In Hartford from October 2007-October 2012, magnet school enrollment increased from 7,388-8,416 students, or 14.52%.  Hartford created an additional magnet school in those five years, totaling 17 magnet schools in 2012.  In New Haven, magnet school enrollment increased from 5,795-7,719 students.  This increase of 33.2% may be due to the fact in five years, New Haven created an additional three magnet schools, totaling 16. In Bridgeport 2007, there were approximately 433 students participating in the region’s one magnet school. In 2012, there were two magnet schools with a total enrollment of approximately 930 students, resulting in a 114.8% increase.

It is important to understand that just because there has been an increase in magnet school participation, these schools are not necessarily integrated. It is possible that the newly enrolled students are all of a specific race. To investigate this I used the 2012-2013 CSDE school level racial data and calculated the approximate average racial make-up of all magnet schools in each region. The split bar charts below reveal that over the past five years, although magnet school participation has increased, the average racial make up of all schools in each region has remained about the same.

chart_3-4

chart_3-3

 

Interestingly, even though average percentage of minority students in all Hartford area magnet schools is around 75%, as mandated by law, there is great variation in the percentage of minority students in individual magnet schools.  I created an interactive bar chart to show that schools range from about 40%-90% minority.  This proves that in Hartford, magnet school participation is increasing, but many of these schools are not desegregated.  To create this chart I used October 1, 2013 enrollment data provided in Jacqueline Rabe Thomas’s recent article.  I chose the percent minority from the “smallest group.”  I was unable to create this chart for New Haven and Bridgeport because the 2013 race level data was not available.

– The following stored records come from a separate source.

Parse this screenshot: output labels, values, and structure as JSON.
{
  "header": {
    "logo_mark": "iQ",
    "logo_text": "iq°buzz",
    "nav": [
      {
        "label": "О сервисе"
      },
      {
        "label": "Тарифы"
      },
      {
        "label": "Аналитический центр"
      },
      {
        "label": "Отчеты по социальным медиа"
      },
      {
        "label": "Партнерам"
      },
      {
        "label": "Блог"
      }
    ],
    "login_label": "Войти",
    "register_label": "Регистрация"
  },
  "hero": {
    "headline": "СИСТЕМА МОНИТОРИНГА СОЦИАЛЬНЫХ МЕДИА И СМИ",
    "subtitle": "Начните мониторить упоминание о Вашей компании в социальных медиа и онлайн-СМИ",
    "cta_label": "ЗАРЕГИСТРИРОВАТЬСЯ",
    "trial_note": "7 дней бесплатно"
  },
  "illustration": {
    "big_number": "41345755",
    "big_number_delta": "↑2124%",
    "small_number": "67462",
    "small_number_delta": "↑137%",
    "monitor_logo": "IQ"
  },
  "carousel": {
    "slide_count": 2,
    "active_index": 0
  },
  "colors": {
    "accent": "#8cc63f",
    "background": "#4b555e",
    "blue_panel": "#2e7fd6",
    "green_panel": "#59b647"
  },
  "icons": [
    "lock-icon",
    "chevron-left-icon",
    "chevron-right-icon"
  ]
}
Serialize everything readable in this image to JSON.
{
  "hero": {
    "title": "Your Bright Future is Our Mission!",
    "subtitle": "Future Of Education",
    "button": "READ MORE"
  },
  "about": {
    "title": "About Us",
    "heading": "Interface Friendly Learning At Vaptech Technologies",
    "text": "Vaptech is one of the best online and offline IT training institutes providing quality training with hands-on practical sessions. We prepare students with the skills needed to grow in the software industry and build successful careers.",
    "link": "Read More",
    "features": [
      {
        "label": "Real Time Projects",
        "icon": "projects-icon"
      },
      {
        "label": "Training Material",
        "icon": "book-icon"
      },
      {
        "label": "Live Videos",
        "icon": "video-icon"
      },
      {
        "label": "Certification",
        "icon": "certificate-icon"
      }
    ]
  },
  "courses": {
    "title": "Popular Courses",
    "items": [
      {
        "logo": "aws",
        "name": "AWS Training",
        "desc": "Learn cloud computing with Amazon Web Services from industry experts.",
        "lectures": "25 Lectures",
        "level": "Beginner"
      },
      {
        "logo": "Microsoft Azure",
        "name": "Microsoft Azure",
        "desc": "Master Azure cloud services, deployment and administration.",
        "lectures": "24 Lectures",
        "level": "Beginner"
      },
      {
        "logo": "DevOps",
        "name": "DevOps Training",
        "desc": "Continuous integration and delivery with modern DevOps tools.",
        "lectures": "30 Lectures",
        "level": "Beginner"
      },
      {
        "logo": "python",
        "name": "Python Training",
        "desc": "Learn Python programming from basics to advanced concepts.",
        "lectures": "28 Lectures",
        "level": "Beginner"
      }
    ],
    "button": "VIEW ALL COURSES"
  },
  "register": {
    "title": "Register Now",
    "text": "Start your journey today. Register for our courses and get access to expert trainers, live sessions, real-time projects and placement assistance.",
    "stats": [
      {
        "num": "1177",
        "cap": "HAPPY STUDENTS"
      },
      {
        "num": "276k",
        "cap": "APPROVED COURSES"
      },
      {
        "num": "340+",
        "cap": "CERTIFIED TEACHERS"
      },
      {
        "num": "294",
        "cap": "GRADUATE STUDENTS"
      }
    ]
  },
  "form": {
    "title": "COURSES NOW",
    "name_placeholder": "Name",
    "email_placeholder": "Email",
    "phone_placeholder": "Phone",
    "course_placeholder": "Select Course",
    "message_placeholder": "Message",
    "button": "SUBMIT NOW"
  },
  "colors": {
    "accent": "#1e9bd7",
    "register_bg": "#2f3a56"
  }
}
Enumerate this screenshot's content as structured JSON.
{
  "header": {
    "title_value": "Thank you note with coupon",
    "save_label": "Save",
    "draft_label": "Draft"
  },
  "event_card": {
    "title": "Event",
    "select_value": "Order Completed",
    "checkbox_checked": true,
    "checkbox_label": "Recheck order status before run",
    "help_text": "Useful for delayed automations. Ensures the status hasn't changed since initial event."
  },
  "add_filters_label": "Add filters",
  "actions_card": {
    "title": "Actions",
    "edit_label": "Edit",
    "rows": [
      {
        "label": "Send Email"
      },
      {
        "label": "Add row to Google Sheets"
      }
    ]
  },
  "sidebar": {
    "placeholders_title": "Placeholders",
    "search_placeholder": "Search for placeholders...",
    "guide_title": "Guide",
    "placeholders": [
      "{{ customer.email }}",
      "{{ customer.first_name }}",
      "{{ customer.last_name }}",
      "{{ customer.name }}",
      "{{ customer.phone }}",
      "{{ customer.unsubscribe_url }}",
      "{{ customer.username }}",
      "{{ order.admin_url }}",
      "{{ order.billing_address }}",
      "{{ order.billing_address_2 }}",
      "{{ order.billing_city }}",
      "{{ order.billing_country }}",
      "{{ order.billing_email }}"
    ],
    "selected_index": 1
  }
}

To edit this essay, I first deleted a map that I submitted with the original draft.  This map showed the location of each region and it’s total magnet school enrollment.  I removed the map because it did not contribute a significant amount of information to the overall essay.  In its place, I used 2013 race level data for the Hartford area to create a chart of the racial make-up of interdistrict magnet schools.  This allowed me to display how there are stark variations between the percent of minority students in different Hartford area magnet schools.  The point of this essay was to show that magnet school enrollment has increased even in regions where a court order does not mandate it.  However, I make the argument that just because there is an increase in enrollment, the schools are not completely desegregated.  The additional bar chart represents this perfectly because it shows how some schools are still dominantly white, while others are dominantly minority.

Evaluation questions:

Does the data visualization — and the accompanying short essay (no more than 500 words) — adequately answer the assigned question?

What works with this visualization & essay, and what could be improved?